Pues bien, Ascención Fumero y Carlos Santamaría se han propuesto elaborar críticas como éstas, y otras más, al psicoanálisis, y lo hacen con gran acierto. Los autores recapitulan una de las críticas más comunes que, desde la filosofía de la ciencia de Karl Popper, se ha hecho al psicoanálisis: la tendencia a buscar sólo confirmaciones de las teorías postuladas, y la imposibilidad de postular un contraejemplo que sirva como refutación. Consideremos por ejemplo, lo que los psicoanalistas dicen sobre los sueños: todo sueño está compuesto por algún contenido sexual. Si se sueña con un pene, se confirma la hipótesis. Si se sueña con una espada, también se confirma la hipótesis, pues la espada es evocadora del falo. Y, se sueña con un elemento claramente asexual como, supongamos, la lluvia, entonces también eso confirma la hipótesis psicoanalítica, pues eso sería señal de la represión. Al final, no importa frente a cuál sueño estaremos, siempre se confirmará la teoría psicoanalítica. Por razones obvias, teorías como éstas no pueden considerarse científicas. Falta, en los términos planteados por Popper (al cual los autores nunca citan), la posibilidad de la falsabilidad.

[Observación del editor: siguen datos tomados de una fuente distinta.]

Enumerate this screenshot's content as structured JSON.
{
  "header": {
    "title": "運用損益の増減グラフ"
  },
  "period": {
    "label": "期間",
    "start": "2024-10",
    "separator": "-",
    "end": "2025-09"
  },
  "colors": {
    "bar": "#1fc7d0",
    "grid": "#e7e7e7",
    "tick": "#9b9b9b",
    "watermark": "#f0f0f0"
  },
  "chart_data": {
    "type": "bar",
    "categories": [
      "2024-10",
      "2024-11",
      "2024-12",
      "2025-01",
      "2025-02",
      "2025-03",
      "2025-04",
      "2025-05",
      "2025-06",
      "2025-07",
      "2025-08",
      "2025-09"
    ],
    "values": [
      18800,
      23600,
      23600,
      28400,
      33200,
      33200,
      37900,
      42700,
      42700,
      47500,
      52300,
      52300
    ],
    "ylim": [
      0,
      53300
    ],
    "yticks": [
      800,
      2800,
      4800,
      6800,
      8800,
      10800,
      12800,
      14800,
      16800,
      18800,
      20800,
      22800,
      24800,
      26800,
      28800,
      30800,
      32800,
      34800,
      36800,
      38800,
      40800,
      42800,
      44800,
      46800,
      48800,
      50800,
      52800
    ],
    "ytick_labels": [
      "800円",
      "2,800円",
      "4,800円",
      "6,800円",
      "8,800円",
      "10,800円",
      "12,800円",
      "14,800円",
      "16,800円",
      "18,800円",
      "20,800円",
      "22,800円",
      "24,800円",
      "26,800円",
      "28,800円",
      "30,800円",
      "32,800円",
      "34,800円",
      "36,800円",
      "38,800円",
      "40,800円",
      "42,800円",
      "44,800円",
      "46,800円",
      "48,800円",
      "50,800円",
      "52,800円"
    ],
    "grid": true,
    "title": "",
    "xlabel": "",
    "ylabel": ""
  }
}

Respecto a los sueños, Santamaría y Fumero admiten que la ciencia no tiene claro cómo se forman. Pero, los autores decididamente rechazan que se traten de deseos no satisfechos (como lo suele entender el psicoanálisis); más bien podrían ser el resultado de la desconexión de diferentes áreas del cerebro durante la fase del sueño. Admito no conocer lo suficiente sobre esto, pero al menos en mi experiencia personal, debo advertir que muchas veces sueño con cosas que yo he deseado. Quizás haya espacio para discutir esto, pero sí me parece indiscutible la crítica que Fumero y Santamaría hacen respecto a la inclinación de los psicoanalistas para interpretar en términos sexuales asuntos que, según parece, nada tienen que ver con el sexo.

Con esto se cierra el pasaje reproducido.